The Increased Threat of Attacks on SCADA Systems

By Kevin Coleman — Defense Tech Cyberwarfare Correspondent

Recently I was conducting some research on critical infrastructure security for the next version of my book, the Cyber Commander’s eHandbook. During that work, I repeatedly encountered a particular threat that increases the risks everyone faces when it comes to critical infrastructure protection and beyond. The issue is the process of publicly disclosing previously unknown vulnerabilities in sensitive or critical systems like SCADA controllers.

SCADA systems were first put into use back in the 1960s. Since then, they have grown dramatically in their use and capabilities. Modern day SCADA controllers are used in everything from relatively simple applications like monitoring the HVAC systems / environmental conditions of small office buildings to highly complex tasks like monitoring and controlling activity in nuclear power plants.

(Remember that the Stuxnet worm went after Siemens-built SCADA systems used at Iranian nuclear facilities. That’s the country’s Bushehir reactor shown above.)

So how big is the exposure? North America, Europe, the Middle East, and Africa make up the most significant users of SCADA products. Their popularity and use is evidenced by the fact that the market for SCADA equipment is experiencing double digit growth. Market analysts believe that the total market for SCADA products is expected to grow at nearly 10 percent for at least the next five years. This shows how common these systems are — something that makes them a top cyber attack target.

In the spring of this year security researchers publically disclosed the existence of 34 SCADA system vulnerabilities. Analysis indicated that 15 were new zero-day (never seen before) threats of which 13 are said to affect eight different SCADA products. The problem is, the security researchers’ actions left organizations using the effected SCADA systems vulnerable to attack/exploitation. We keep doing this. I am all for quick action when a vulnerability is identified, but the process needs to be changed so that we don’t increase the risk and open sensitive systems up to enhanced attacks while patches are designed and tested to fix these holes.

  • blight

    From the Enemy of the People: Wikipedia

    “The term SCADA usually refers to centralized systems which monitor and control entire sites, or complexes of systems spread out over large areas (anything from an industrial plant to a nation). Most control actions are performed automatically by Remote Terminal Units (“RTUs”) or by Programmable Logic Controllers (“PLCs”). Host control functions are usually restricted to basic overriding or supervisory level intervention. For example, a PLC may control the flow of cooling water through part of an industrial process, but the SCADA system may allow operators to change the set points for the flow, and enable alarm conditions, such as loss of flow and high temperature, to be displayed and recorded. The feedback control loop passes through the RTU or PLC, while the SCADA system monitors the overall performance of the loop.”

    The drive towards increasing automation to reduce manpower and automation to closely tie power supply to power-demand to quickly enable quickly available power-generating assets to meet transient surges in demand will increase vulnerability to attacks on remote decision-making systems.

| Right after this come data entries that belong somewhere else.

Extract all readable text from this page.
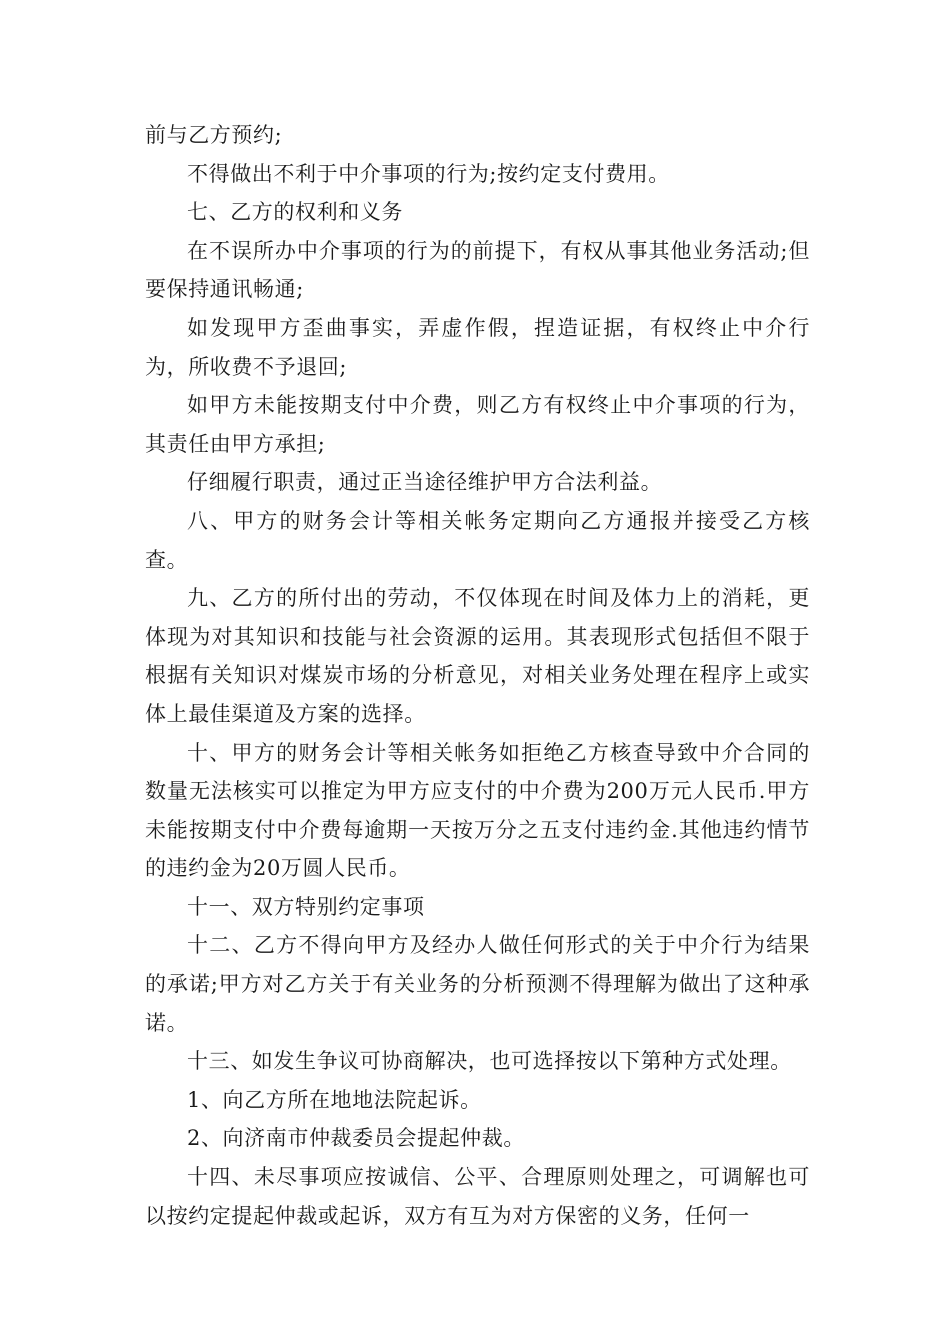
前与乙方预约;

不得做出不利于中介事项的行为;按约定支付费用。

七、乙方的权利和义务

在不误所办中介事项的行为的前提下，有权从事其他业务活动;但要保持通讯畅通;

如发现甲方歪曲事实，弄虚作假，捏造证据，有权终止中介行为，所收费不予退回;

如甲方未能按期支付中介费，则乙方有权终止中介事项的行为，其责任由甲方承担;

仔细履行职责，通过正当途径维护甲方合法利益。

八、甲方的财务会计等相关帐务定期向乙方通报并接受乙方核查。

九、乙方的所付出的劳动，不仅体现在时间及体力上的消耗，更体现为对其知识和技能与社会资源的运用。其表现形式包括但不限于根据有关知识对煤炭市场的分析意见，对相关业务处理在程序上或实体上最佳渠道及方案的选择。

十、甲方的财务会计等相关帐务如拒绝乙方核查导致中介合同的数量无法核实可以推定为甲方应支付的中介费为200万元人民币.甲方未能按期支付中介费每逾期一天按万分之五支付违约金.其他违约情节的违约金为20万圆人民币。

十一、双方特别约定事项

十二、乙方不得向甲方及经办人做任何形式的关于中介行为结果的承诺;甲方对乙方关于有关业务的分析预测不得理解为做出了这种承诺。

十三、如发生争议可协商解决，也可选择按以下第种方式处理。

1、向乙方所在地地法院起诉。

2、向济南市仲裁委员会提起仲裁。

十四、未尽事项应按诚信、公平、合理原则处理之，可调解也可以按约定提起仲裁或起诉，双方有互为对方保密的义务，任何一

    The joy of “soft” attacks…

  • nraddin

    If you breed out variations you breed in vulnerability. If you want your system to be resistant then go proprietary. As much crap as MS always got for ‘security through obfuscation’, it really is hard to hit what you can’t see. Personally I am surprised that any of these SCADA systems are similar enough to find security holes that work from one system to the next.

    • Kevin

      you wrote - Personally I am surprised that any of these SCADA systems are similar enough to find security holes that work from one system to the next.

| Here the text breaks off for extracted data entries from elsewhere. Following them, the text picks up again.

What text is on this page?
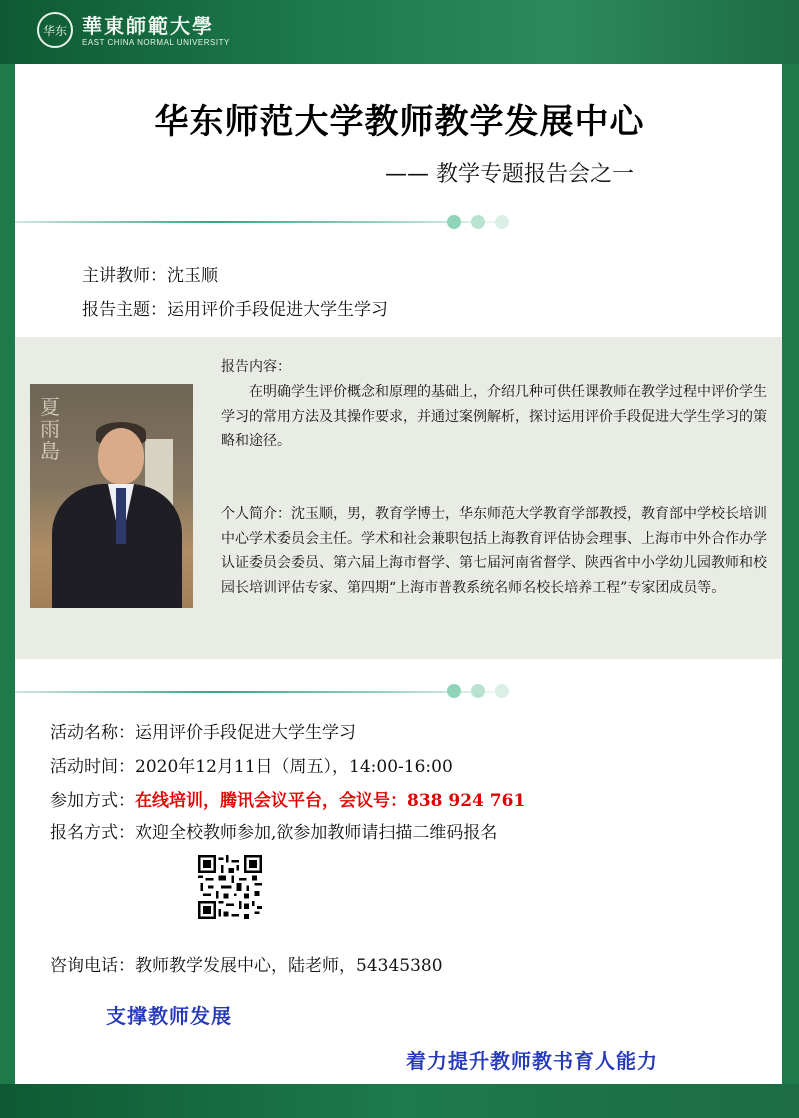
华东 華東師範大學
EAST CHINA NORMAL UNIVERSITY
华东师范大学教师教学发展中心
—— 教学专题报告会之一
主讲教师：沈玉顺
报告主题：运用评价手段促进大学生学习
夏雨島
报告内容：
在明确学生评价概念和原理的基础上，介绍几种可供任课教师在教学过程中评价学生学习的常用方法及其操作要求，并通过案例解析，探讨运用评价手段促进大学生学习的策略和途径。
个人简介：沈玉顺，男，教育学博士，华东师范大学教育学部教授，教育部中学校长培训中心学术委员会主任。学术和社会兼职包括上海教育评估协会理事、上海市中外合作办学认证委员会委员、第六届上海市督学、第七届河南省督学、陕西省中小学幼儿园教师和校园长培训评估专家、第四期“上海市普教系统名师名校长培养工程”专家团成员等。
活动名称：运用评价手段促进大学生学习
活动时间：2020年12月11日（周五），14:00-16:00
参加方式：在线培训，腾讯会议平台，会议号：838 924 761
报名方式：欢迎全校教师参加,欲参加教师请扫描二维码报名
咨询电话：教师教学发展中心，陆老师，54345380
支撑教师发展
着力提升教师教书育人能力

      I was shocked!!! and that is my biggest area of concern!

  • Musson1

    Is this the way Open Source ends? Not with a bang but a Stuxnet?

    • nunya

      Were any of the compromised systems opensource? It was my understanding that they were closed source systems with default login back doors, something that wouldn’t last very long in an open source project.

  • Reader

    An article about SCADA, and you did not reference even one additional source? Nothing about the DHS and ICS-CERT security advisories, or limiting their input to software security vs. design flaws? Nothing referencing attempts to secure SCADA systems, either in design, coding, or testing, nor through manufacturers or customers who use the systems?

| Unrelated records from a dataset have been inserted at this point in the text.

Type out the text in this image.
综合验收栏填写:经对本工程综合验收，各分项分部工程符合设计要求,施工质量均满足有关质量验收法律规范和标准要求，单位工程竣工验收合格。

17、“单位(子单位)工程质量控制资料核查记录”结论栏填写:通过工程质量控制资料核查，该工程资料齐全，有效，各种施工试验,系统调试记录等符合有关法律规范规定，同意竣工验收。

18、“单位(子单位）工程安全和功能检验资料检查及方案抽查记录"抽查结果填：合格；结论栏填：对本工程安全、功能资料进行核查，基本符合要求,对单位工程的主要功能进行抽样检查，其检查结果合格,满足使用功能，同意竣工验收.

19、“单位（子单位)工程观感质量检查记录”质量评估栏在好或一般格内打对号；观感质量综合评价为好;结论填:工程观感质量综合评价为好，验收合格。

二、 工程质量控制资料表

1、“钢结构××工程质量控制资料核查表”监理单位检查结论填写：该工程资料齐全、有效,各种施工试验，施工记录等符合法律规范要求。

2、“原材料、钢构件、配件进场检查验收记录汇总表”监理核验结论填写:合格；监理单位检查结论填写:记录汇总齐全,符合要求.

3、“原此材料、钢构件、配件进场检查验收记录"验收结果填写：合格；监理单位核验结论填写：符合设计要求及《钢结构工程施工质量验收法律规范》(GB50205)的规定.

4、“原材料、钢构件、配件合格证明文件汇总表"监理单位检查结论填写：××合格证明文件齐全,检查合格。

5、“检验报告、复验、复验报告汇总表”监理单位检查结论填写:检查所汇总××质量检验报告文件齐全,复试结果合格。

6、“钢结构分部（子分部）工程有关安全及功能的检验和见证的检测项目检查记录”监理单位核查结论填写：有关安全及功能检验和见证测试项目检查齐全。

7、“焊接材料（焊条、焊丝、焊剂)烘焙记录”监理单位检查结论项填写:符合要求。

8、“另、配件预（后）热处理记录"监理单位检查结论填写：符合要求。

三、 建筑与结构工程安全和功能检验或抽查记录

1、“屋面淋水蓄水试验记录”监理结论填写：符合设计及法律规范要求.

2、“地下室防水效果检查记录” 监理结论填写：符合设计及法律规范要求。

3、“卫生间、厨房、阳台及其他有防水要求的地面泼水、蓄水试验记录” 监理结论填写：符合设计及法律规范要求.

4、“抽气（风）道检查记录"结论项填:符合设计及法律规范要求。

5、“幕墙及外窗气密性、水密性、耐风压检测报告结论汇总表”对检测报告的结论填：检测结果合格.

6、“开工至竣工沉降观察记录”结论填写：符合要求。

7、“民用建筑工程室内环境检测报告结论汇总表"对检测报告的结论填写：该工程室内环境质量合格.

    Your total input to this discussion is “Here are facts about SCADA from top google searches. I think we shouldn’t put out word of vulnerabilities until they’re patched.” Another fluff piece that reads like you’re trying to stretch out a high school essay.

    Reference for more substantial information about DHS’s approach:
    http://threatpost.com/en_us/blogs/dhs-thinks-some…

  • itfunk

    To be fair he’s not researching scada systems he’s researching FUD marketing opportunities.

    Coleman’s hyperbole is way overblown. To wreak these systems you have to have a lot of knowledge of how they operate.

    Just for example put Coleman in a nuclear reactor control room say unsupervised for a day and the chances that he is able to get a melt down are next to zero. You could do the same thing for weeks and he still wouldn’t be able to break the system.

    The consultants will run their scam until people wise up and realize there is nothing in what they say, and then they will move on to the next scam. It’s been going on for decades.